News media in India harrumph and point with concern to what they regard as their government's downplaying of the scope of WannaCry infestations in that country.
Google continues to struggle with adware infestations in the Android PlayStore. Sophos over the past week identified forty-seven adware-infected apps that together have been downloaded more than six-million times. The ads continue to appear—triggered from third-party library App/MarsDae-A—even after users attempt to quit the apps. Trend Micro is tracking another third-party ad library, Xavier, which contains about eight-hundred apps (Google has removed somewhat more than seventy of them). Xavier escapes detection and ejection by Google's bouncer by going quiet if it detects sandboxing or emulation.

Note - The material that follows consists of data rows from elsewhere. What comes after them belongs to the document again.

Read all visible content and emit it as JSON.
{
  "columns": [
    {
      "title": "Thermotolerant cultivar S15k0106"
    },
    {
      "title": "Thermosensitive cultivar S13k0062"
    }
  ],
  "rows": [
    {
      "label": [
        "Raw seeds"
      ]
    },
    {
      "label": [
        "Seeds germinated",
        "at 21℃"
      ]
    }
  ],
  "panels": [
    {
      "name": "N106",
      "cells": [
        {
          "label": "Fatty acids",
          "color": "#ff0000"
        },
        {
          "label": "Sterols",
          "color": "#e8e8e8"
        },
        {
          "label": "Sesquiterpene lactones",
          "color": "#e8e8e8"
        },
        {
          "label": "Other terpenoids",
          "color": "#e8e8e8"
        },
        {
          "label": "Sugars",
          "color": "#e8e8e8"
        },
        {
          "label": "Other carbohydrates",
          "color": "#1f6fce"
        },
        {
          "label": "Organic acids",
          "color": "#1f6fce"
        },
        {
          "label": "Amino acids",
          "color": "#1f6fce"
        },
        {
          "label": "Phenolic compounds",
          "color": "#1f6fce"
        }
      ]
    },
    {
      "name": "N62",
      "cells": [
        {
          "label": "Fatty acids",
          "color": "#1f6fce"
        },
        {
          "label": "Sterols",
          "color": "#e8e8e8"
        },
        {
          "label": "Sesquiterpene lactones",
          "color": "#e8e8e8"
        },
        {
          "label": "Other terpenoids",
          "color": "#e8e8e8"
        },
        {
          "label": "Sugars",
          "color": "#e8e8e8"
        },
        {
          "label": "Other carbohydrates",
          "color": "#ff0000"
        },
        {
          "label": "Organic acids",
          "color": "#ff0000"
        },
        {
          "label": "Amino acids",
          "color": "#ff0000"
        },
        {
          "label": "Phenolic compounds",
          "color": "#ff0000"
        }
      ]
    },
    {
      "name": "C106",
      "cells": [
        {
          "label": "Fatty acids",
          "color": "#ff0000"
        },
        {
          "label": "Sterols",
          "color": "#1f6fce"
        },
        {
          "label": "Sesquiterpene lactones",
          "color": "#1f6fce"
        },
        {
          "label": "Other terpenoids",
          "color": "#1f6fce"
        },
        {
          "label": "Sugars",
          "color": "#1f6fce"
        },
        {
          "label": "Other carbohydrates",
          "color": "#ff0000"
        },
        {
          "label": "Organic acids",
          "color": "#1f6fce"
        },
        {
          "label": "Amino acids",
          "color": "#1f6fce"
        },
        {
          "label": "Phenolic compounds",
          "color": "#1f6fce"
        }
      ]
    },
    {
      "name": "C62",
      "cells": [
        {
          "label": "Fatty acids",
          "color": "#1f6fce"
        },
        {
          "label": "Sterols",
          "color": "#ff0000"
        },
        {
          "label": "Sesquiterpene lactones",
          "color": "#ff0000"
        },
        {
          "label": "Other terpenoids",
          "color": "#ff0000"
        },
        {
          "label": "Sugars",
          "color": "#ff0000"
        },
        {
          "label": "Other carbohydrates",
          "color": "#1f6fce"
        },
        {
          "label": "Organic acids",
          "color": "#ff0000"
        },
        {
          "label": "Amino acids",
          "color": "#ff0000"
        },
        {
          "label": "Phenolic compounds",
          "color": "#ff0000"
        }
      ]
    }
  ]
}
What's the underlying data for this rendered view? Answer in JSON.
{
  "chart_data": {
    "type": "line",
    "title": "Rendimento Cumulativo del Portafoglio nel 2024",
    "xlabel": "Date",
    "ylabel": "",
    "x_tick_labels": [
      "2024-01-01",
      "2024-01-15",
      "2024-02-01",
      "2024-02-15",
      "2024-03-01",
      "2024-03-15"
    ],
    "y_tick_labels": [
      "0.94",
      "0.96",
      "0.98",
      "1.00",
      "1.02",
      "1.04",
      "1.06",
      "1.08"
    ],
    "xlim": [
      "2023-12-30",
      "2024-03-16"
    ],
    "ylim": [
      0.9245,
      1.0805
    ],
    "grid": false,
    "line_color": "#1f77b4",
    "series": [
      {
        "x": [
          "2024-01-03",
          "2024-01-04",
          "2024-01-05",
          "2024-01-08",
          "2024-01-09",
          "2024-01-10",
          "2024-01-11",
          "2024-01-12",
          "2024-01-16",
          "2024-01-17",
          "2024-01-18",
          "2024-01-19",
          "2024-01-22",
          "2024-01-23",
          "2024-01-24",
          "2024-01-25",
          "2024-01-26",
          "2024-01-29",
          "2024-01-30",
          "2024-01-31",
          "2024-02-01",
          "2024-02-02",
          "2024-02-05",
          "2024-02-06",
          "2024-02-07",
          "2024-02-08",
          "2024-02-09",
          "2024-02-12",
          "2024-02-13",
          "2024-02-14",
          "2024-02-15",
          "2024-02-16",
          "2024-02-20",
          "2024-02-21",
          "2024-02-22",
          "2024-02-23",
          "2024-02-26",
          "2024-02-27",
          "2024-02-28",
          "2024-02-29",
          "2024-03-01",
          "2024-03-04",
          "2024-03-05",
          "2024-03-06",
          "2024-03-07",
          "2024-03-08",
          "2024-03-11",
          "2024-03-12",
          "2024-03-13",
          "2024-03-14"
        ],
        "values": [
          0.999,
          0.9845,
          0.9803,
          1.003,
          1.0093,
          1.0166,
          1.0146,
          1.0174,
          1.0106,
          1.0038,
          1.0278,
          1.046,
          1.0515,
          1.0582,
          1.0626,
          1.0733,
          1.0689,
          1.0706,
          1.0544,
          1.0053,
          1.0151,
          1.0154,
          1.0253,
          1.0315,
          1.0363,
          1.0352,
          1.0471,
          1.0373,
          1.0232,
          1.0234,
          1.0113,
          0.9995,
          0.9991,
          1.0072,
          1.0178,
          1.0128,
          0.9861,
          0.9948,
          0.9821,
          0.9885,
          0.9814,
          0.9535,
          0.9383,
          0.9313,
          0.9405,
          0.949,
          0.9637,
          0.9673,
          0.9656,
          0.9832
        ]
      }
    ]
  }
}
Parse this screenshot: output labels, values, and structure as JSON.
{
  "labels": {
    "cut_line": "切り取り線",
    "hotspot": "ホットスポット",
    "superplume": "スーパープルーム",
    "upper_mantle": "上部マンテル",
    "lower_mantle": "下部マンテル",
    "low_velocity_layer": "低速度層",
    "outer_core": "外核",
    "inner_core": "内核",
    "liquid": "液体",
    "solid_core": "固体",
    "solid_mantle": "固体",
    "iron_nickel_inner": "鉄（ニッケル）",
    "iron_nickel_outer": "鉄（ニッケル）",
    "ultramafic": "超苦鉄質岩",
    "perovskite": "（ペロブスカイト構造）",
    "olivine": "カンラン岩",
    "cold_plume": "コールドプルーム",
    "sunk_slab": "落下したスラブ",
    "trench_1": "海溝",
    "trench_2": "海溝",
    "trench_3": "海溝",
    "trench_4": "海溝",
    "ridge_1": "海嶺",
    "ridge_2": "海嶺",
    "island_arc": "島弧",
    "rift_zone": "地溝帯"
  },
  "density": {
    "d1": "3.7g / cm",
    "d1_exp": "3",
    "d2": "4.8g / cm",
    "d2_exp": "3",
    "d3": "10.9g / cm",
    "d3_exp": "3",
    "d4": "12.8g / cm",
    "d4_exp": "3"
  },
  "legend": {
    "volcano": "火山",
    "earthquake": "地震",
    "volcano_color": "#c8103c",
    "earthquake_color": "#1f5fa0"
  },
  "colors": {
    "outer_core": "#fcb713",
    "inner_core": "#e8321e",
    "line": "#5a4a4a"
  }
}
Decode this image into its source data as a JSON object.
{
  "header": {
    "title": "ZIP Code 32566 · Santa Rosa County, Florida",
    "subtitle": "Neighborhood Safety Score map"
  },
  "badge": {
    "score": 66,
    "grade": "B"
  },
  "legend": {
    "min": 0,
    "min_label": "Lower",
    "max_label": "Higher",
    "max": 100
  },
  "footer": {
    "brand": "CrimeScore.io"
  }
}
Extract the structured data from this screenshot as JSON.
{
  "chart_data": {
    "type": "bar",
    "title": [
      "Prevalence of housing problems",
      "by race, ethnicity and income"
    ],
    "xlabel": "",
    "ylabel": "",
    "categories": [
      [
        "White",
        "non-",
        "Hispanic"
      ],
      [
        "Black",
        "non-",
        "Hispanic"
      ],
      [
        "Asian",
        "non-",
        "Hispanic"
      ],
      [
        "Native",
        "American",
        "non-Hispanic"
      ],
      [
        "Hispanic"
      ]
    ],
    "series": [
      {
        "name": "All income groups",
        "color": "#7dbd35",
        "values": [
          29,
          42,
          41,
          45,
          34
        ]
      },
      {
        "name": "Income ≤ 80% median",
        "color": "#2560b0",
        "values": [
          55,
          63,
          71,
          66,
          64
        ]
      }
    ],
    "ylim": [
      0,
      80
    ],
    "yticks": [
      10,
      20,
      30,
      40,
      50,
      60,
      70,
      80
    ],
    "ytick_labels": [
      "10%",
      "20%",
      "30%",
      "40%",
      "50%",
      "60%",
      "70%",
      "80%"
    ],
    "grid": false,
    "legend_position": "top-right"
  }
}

Researcher Chris Vickery reports finding one-hundred-ninety-eight million US voter records exposed in an unsecured Amazon S3 account. The data, which have since been secured, were left exposed by Deep Root Analytics, a political big data consulting firm that has worked for the most part on behalf of the US Republican Party.
Britain's National Cyber Security Centre declares the UK's recent elections to have been free of Russian influence—specifically, that there were no signs of fraud. Some observers think the Russians just weren't interested.